You can think of the top elements as being large compilation elements themselves. When you create a new scorecard, there is always one top element at the top of the element hierarchy that is created by default. You can use top elements to draw together data from sub-elements below them. For instance, the top element can be specified to compile all the elements in that scorecard. This element gives you an overview of your scorecard's general status.
Compilation elements compile element data from elements under them. They can be used to get an overview of the situation in a specific area. For more information on entering data into compilation elements, see Compilation Element.
Sub-elements are elements that have another element above them. Sub-elements use data that you have entered or imported into them or, if they also have other elements below them, sub-elements can act as compilation elements and sub-elements at the same time.

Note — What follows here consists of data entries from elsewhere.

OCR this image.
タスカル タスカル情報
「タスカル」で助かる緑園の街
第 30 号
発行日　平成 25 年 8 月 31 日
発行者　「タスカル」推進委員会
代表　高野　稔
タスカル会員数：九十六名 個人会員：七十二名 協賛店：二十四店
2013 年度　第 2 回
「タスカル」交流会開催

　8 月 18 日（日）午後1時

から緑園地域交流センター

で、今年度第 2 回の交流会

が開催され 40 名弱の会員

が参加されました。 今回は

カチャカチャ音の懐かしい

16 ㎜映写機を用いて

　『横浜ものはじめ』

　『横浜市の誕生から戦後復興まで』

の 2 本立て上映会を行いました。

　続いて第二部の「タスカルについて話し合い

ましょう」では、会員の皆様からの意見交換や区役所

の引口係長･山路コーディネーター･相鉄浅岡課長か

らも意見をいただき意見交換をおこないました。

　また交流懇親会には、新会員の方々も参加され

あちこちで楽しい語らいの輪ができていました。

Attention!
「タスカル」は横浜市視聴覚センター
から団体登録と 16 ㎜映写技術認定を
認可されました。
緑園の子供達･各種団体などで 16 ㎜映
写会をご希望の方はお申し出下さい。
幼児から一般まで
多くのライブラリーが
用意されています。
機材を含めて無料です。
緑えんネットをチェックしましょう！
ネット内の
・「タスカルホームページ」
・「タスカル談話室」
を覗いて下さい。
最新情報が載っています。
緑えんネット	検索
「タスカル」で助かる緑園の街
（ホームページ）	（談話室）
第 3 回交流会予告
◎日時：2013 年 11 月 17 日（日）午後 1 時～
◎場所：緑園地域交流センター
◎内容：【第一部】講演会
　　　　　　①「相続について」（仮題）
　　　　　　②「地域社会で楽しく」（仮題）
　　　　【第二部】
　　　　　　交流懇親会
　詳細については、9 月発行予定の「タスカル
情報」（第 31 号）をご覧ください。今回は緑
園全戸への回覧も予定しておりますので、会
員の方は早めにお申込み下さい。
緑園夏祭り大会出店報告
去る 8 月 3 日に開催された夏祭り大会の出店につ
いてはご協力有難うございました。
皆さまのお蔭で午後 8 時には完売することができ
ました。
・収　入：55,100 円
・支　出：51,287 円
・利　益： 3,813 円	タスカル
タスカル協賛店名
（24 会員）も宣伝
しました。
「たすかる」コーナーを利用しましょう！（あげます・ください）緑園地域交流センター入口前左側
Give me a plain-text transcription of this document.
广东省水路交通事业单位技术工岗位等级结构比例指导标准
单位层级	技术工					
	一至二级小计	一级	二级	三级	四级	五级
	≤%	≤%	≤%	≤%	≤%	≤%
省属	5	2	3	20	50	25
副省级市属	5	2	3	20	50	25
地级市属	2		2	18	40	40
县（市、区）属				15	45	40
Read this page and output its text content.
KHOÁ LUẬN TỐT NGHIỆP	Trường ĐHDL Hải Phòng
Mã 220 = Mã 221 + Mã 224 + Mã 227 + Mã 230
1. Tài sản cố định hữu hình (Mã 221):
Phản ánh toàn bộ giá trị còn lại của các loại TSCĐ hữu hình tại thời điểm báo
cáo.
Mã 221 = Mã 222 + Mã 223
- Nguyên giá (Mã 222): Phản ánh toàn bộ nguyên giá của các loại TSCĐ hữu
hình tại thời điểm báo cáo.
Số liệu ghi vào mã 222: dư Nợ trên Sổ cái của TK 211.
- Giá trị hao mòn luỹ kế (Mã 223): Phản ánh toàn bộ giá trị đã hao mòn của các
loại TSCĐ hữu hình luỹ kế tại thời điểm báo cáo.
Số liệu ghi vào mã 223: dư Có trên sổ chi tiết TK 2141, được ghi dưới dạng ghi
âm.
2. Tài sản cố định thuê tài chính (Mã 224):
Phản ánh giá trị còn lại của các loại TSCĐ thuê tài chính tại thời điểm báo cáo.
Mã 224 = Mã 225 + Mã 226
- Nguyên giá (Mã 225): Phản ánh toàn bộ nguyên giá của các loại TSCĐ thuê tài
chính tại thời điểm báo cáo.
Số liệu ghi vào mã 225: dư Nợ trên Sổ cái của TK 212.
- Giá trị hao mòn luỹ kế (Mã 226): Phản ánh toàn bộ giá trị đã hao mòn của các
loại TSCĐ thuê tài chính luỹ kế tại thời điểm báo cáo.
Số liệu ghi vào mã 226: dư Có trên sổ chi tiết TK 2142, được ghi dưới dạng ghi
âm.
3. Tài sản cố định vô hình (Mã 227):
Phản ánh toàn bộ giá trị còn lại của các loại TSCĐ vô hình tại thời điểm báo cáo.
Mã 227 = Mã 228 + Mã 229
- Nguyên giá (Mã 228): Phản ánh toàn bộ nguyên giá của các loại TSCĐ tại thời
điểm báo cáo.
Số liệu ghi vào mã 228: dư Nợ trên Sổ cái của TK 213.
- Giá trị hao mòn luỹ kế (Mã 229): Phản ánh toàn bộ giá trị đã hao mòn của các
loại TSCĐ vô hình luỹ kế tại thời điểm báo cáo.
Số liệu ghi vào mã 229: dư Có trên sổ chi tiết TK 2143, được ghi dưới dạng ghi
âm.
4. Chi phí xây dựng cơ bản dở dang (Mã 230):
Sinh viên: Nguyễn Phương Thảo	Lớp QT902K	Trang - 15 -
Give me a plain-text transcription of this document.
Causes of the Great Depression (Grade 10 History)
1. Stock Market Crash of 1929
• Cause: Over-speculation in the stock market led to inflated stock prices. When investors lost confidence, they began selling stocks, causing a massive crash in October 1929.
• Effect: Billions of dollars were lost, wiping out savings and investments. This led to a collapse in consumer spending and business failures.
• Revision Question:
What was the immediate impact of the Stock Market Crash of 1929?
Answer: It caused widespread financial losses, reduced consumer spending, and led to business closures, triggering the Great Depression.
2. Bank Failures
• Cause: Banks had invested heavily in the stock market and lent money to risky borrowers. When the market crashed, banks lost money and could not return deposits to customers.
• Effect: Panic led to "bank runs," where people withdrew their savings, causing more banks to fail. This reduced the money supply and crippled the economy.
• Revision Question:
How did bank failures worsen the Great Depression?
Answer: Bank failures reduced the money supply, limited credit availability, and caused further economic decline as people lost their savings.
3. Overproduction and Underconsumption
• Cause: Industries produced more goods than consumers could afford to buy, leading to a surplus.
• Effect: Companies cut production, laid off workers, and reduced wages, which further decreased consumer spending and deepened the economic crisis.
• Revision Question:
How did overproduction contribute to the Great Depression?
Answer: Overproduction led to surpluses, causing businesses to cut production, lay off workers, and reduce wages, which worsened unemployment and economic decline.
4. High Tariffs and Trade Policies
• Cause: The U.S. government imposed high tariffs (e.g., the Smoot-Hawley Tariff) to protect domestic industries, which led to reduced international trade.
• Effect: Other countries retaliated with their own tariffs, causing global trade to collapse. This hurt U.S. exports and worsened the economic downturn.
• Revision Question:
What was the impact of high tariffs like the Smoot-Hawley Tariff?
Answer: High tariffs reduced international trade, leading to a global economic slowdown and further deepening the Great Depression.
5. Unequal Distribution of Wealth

For more information about entering data, see Defining Data for Sub-elements.
Comparing Measurement Data
Another important feature of QPR Metrics is that you can easily compare and compile data from different measurements by normalizing the data. With QPR Metrics, you can easily normalize different measurements by using value settings and ranges. This means that not only is it possible to compare data measured in different measurement units, but you can also compile the elements into a compilation element. Finally, by using the same value settings, you can also compare and compile measurements across different scorecards.
When the sub-elements are using a different measurement unit, the compilation element does not calculate a result directly, but uses representative range values instead.
For example, if you want to compare and compile data from two different elements (net sales in dollars and lead time in days), you can easily do this by using value settings.